Dogs are part of the family and should always be taken with you when you move – even it’s the 1500’s and the move is from "civilized" Europe to the wilds of the New World. But dogs braved the harsh sea voyages along with their families and settled down to start a New World with them. In Cuba, which Columbus claimed for Spain in 1492, a distinct spunky toy breed developed known today as the Havanese, named after Cuba’s capital city Havana.
Just as the European colonists eventually grew into a distinctly Cuban identity, so did their toy dogs. Their Bichons, Poodles and possibly the now-extinct Tenerife dog gradually turned into the Havanese that we would recognize today. They grew a double layered silky coat, black eye rims, nose and lips and several colors. They became the "It" dog for the Cuban bourgeoisie. But when the Cuban Revolution hit, the dogs were in as much trouble with the revolutionaries as their owners. They both had to flee for their lives. A Mrs. Goodale of Florida is credited for saving the breed from sure extinction by starting a stud in America with 11 dogs bought from relocated Cuban families.

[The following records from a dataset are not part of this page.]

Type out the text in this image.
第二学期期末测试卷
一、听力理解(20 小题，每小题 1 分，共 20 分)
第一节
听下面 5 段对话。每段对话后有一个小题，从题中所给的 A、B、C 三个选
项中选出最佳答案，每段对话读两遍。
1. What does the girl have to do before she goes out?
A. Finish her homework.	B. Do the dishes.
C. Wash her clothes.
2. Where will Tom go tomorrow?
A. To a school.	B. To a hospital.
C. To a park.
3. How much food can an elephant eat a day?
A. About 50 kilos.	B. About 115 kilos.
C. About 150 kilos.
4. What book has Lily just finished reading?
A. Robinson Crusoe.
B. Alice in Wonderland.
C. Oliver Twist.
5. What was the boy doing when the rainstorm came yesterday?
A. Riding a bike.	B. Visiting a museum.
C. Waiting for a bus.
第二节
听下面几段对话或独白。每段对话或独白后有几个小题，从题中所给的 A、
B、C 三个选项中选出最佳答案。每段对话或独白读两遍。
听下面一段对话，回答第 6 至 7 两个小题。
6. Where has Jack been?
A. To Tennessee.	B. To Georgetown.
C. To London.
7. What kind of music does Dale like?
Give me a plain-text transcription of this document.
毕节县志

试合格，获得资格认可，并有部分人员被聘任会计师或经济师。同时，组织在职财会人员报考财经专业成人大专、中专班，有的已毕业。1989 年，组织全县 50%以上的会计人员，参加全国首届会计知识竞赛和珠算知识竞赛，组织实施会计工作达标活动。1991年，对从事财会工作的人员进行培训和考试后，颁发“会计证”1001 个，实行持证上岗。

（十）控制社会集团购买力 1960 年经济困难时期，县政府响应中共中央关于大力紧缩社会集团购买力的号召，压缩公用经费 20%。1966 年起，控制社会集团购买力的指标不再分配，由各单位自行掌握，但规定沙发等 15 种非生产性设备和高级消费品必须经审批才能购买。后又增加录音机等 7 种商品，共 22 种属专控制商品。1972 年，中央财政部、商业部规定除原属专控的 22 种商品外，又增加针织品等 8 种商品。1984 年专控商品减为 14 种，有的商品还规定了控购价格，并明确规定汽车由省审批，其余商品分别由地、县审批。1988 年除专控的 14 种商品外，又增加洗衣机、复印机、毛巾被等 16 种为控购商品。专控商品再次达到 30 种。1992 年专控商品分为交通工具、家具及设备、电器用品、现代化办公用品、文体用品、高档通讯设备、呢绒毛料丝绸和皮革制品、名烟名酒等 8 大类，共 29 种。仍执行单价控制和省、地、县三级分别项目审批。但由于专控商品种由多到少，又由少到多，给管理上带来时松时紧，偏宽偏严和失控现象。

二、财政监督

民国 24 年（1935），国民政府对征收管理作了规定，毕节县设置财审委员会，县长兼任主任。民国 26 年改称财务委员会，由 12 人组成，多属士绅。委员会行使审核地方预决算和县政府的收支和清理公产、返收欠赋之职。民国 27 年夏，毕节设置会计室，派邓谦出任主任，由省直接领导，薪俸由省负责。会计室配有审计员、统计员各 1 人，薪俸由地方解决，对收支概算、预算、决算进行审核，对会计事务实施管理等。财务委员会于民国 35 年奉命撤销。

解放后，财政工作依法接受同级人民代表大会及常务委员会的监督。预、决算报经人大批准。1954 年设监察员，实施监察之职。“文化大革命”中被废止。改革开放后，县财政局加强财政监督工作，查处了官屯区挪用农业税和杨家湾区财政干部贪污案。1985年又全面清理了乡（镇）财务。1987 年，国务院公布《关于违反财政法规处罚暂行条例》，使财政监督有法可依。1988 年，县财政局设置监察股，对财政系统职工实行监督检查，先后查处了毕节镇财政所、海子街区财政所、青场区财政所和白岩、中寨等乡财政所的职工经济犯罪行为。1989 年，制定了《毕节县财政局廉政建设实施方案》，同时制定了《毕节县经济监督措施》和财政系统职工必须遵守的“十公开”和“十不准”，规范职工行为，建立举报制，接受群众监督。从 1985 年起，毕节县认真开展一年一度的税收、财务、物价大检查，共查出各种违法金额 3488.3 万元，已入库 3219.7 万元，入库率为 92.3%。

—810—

Not content on conquering the hearts and homes of one nation, the Havanese is now conquering North America. Although only introduced in the 1970’s after the Revolution, the Havanese is making a name for himself in and out of the show ring. The breed has now been recognized by the American Kennel Club and the American Rare Breeds Association. They colonize indoor homes and apartments best. They make great companions for individuals and families.
Descended from Bichons and Toy Poodles, the Havanese became the national dog of Cuba. This is but a part of the story behind the Havanese that today lives mostly in the families of Americans.